Une découverte récente réalisée par des physiciens et des chimistes de l'université d'État de Pennsylvanie a radicalement transformé notre vision de l'interaction entre les forêts et l'atmosphère terrestre. Les chercheurs ont découvert que, lors de violents orages, les arbres ne se contentent pas de subir passivement les foudres du ciel, mais se transforment en de puissants générateurs naturels de décharges électriques et de composés chimiques actifs, remodelant littéralement la composition de l'air qui les entoure.
Ce phénomène s'appuie sur un processus physique appelé décharge couronne. Lorsque des champs électriques puissants s'accumulent dans le ciel pré-orageux, une tension phénoménale se crée à la pointe des feuilles. Cela entraîne une ionisation de l'air environnant et l'apparition d'une faible lueur violette, souvent invisible à l'œil nu, qui s'apparente physiquement aux célèbres « feux de Saint-Elme ».

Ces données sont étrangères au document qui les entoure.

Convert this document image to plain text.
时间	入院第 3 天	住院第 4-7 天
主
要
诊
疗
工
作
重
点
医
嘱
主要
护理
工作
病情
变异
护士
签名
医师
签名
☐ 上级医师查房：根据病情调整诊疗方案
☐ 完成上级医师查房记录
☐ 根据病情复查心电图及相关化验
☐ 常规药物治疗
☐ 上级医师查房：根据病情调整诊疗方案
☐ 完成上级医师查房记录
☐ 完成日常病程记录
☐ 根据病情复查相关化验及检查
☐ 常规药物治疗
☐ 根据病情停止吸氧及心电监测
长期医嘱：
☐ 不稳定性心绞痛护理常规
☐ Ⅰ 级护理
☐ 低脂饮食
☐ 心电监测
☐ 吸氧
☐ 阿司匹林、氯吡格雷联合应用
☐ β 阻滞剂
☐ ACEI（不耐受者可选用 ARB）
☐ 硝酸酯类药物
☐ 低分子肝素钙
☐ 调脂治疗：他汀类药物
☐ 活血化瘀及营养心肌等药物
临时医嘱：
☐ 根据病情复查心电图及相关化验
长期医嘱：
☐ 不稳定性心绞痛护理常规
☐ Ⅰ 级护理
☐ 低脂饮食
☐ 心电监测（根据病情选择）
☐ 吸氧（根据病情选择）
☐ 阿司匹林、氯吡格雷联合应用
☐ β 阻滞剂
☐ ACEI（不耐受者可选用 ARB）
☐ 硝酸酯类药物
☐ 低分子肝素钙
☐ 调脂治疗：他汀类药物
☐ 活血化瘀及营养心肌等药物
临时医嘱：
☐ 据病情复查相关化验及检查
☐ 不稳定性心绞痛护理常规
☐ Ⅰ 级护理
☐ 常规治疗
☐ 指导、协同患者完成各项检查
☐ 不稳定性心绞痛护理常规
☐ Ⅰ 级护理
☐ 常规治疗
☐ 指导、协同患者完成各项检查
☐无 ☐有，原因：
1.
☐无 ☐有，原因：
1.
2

Toutefois, la surprise majeure pour les chercheurs n'est pas venue de l'électrification elle-même, mais de ses vastes répercussions chimiques. Au moment de la décharge, le courant électrique décompose les molécules d'eau et d'oxygène de l'air, amorçant une cascade de réactions vigoureuses. Suite à ce processus, les cimes des arbres se mettent à libérer massivement des radicaux hydroxyles (OH) et des radicaux hydroperoxyles (HO2).
L'existence de ces molécules est extrêmement éphémère — elles ne durent que des fractions de seconde — mais elles sont dotées d'un pouvoir oxydant immense. Dans le domaine de la chimie de l'atmosphère, les radicaux hydroxyles sont considérés comme les « détergents de la planète ». Une fois dans l'air, ils attaquent et neutralisent instantanément les gaz à effet de serre, les composés organiques volatils et divers polluants, purifiant ainsi l'atmosphère au-dessus des zones forestières.
Avant cette découverte, les climatologues et les experts en environnement ne prenaient en compte que les radicaux générés dans la haute atmosphère sous l'effet du rayonnement ultraviolet solaire pour évaluer la qualité de l'air. Le fait que les écosystèmes forestiers puissent générer par eux-mêmes des quantités colossales de substances purifiantes de nuit ou par temps d'orage a été une révélation totale pour la science.
Désormais, les chercheurs s'attellent à la création de modèles informatiques pour quantifier l'impact exact de cette « activité électrique » des forêts sur le climat mondial. Une conclusion s'impose : les arbres participent beaucoup plus activement aux cycles climatiques qu'on ne le supposait, et un orage en forêt n'est pas qu'une simple tempête, mais une véritable phase de purification à l'échelle planétaire.